Ingegneria e architettura sono tante cose insieme: capacità di progettare, conoscenze, inventiva, amore del bello e della qualità. Ma anche organizzazione, project management, che insieme concorrono a darci, nei tempi stabiliti e con i costi preventivati, opere, edifici, infrastrutture ed impianti in linea con i migliori standard del mercato e con le esigenze dei nostri clienti. Per reggere il passo della concorrenza globale occorre sempre investire e innovare, sia in mezzi sia, soprattutto nelle risorse umane. Da sempre le nostre punte di eccellenza vengono da realtà che mostrano una grande sensibilità nella formazione professionale e dell’aggiornamento dei propri tecnici. Occorre bilanciare accuratamente investimenti in innovazione e qualità professionale delle risorse umane, per potere rispondere con qualità ed efficienza alle sfide di un mercato fortemente competitivo.
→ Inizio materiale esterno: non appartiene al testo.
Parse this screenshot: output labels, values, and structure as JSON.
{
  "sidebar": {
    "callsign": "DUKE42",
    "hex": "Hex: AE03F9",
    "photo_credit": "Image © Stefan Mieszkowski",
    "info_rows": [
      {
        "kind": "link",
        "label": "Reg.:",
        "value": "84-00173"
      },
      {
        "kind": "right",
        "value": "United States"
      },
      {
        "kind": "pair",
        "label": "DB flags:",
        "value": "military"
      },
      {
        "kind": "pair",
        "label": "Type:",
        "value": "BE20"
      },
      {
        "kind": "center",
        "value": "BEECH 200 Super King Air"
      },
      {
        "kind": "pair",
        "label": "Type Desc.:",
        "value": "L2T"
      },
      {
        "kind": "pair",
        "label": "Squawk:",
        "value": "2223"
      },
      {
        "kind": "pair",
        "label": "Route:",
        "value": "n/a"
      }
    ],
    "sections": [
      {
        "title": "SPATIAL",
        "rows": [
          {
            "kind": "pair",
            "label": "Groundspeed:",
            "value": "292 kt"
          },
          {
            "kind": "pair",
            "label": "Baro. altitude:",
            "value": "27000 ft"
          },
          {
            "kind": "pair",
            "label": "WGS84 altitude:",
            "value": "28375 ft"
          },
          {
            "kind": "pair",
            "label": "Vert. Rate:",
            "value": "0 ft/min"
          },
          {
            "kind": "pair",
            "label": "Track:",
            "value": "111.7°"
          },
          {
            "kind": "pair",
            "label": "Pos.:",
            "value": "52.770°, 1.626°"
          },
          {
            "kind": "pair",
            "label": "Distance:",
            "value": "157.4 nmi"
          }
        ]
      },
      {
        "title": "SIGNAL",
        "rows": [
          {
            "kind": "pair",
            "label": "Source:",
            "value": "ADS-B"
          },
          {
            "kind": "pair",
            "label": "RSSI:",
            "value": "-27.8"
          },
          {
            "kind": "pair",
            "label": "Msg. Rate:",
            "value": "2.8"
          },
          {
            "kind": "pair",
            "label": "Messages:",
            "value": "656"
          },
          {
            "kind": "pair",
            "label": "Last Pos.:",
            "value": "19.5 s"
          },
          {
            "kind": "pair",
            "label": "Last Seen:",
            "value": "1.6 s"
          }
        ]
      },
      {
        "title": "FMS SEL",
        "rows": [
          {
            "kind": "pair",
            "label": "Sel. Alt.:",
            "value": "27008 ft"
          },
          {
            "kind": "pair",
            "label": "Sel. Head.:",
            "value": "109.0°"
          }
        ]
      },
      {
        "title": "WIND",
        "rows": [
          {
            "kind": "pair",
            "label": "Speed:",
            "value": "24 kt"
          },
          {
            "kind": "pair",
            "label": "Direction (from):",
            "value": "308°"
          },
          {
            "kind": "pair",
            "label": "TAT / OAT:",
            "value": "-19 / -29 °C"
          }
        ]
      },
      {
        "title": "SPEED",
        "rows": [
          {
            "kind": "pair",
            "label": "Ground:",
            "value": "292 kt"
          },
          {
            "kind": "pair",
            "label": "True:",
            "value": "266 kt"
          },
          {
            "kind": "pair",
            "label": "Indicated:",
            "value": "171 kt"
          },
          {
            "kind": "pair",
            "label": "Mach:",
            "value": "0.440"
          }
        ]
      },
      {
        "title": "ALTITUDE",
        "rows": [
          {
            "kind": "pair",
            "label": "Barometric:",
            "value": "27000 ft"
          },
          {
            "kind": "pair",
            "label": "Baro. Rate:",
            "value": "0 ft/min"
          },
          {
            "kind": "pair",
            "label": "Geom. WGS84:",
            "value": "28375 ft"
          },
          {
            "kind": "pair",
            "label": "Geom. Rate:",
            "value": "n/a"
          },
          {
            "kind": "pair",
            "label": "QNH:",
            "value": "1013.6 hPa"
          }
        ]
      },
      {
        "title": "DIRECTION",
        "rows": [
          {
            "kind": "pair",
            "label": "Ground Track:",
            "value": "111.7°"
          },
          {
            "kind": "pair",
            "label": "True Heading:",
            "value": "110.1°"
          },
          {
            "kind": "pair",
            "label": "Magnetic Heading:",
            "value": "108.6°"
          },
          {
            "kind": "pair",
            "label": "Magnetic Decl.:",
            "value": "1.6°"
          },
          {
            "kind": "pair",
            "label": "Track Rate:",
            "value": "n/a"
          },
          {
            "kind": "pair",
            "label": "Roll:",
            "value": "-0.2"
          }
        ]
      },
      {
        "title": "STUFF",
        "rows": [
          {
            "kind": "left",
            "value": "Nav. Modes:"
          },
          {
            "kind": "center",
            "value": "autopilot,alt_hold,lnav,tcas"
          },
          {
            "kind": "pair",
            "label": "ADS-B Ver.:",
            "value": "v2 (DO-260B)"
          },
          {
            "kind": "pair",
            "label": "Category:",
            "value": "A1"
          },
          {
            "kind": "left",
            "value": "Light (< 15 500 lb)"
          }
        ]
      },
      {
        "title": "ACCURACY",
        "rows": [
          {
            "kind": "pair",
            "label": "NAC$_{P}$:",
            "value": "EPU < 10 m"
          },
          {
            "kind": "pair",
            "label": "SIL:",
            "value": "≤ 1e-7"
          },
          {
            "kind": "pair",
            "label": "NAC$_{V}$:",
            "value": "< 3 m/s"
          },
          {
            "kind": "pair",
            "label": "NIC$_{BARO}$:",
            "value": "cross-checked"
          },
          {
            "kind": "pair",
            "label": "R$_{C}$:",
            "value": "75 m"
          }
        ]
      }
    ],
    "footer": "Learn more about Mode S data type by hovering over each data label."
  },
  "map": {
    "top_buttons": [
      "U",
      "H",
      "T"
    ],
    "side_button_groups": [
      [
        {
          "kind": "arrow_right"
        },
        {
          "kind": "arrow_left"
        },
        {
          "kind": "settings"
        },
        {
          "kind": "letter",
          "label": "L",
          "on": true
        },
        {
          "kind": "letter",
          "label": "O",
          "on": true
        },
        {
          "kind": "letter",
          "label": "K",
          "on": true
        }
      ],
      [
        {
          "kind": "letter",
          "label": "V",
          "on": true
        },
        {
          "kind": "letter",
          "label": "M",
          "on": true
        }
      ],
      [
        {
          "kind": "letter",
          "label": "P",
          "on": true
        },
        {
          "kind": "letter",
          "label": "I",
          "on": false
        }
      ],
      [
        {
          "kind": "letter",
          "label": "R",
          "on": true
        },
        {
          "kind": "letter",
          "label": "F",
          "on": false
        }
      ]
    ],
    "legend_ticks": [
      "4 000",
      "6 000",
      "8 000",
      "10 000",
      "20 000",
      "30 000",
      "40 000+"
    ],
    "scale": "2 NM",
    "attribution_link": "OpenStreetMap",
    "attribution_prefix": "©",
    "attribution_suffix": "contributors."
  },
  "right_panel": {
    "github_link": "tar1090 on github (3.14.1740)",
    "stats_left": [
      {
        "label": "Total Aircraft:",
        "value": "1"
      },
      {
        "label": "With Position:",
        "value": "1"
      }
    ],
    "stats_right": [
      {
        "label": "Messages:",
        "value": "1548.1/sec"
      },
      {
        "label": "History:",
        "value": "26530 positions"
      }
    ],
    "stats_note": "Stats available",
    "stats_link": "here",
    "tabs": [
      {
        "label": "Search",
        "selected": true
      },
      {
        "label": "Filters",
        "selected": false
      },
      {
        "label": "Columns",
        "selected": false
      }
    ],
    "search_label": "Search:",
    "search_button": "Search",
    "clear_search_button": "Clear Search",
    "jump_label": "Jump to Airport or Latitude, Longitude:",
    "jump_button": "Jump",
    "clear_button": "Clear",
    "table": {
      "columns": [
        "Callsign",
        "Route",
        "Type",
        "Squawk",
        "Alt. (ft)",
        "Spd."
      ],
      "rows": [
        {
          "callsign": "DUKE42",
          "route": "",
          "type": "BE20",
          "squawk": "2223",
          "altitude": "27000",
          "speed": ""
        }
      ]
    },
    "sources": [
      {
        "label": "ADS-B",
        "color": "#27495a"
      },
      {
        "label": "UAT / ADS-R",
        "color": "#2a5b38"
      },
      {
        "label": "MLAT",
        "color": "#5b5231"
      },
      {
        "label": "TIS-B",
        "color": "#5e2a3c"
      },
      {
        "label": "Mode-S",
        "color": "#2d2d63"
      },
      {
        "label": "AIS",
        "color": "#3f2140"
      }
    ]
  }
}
Recentemente ha dichiarato che “le gare d’ingegneria e architettura per il mercato pubblico sono un terribile termometro di come l’Italia sta affrontando questa crisi. La temperatura sta scendendo a zero. Non solo non si realizzano opere pubbliche ed infrastrutture, ma neanche si pensa a progettarle”. Dati non confortarti. Quale futuro per i giovani ingegneri e architetti?

Il futuro viaggia, anche per i giovani professionisti, su due strade: da un lato occorre investire su se stessi, aumentando il livello di preparazione professionale e tecnica, dall’altro occorre che siano realizzate condizioni per un rilancio dell’economia globale, per la crescita. Che ciò debba passare anche per una rinegoziazione dei vincoli europei può essere, ma non v’è dubbio che occorra trovare risorse anche svecchiando la macchina amministrativa, terziarizzando funzioni come la progettazione che è anacronistico e antieconomico ritenere come priorità dell’azione amministrativa. Trovare risorse per programmi di investimento in opere e infrastrutture, rendere più efficiente la macchina amministrativa, creare più mercato terziarizzando le attività tecnico-professionali e chiudendo le gestioni in house: solo così si potranno creare le basi per consentire ai giovani professionisti e alle nuove organizzazioni imprenditoriali di entrare sul mercato dell’ingegneria e dell’architettura. A questo punto mi conceda di spezzare una lancia a favore delle nostre Università e dei nostri Politecnici, che sono di grande qualità. Se l’Italia è un Paese molto forte e molto rispettato nel mondo per la validità della sua ingegneria lo dobbiamo proprio ai nostri istituti universitari, che ci mettono a disposizione ingegneri molto preparati. Io non sono d’accordo con chi tende a scoraggiare i giovani, affermando che l’università non garantisce un lavoro. L’università e l’ingegneria in particolare sono tra gli strumenti che hanno i giovani per costruire il proprio futuro. Certo, studiare ingegneria è faticoso ed impegnativo, ma dobbiamo dire ai giovani che è una professione che permetterà loro di realizzare un progetto di vita.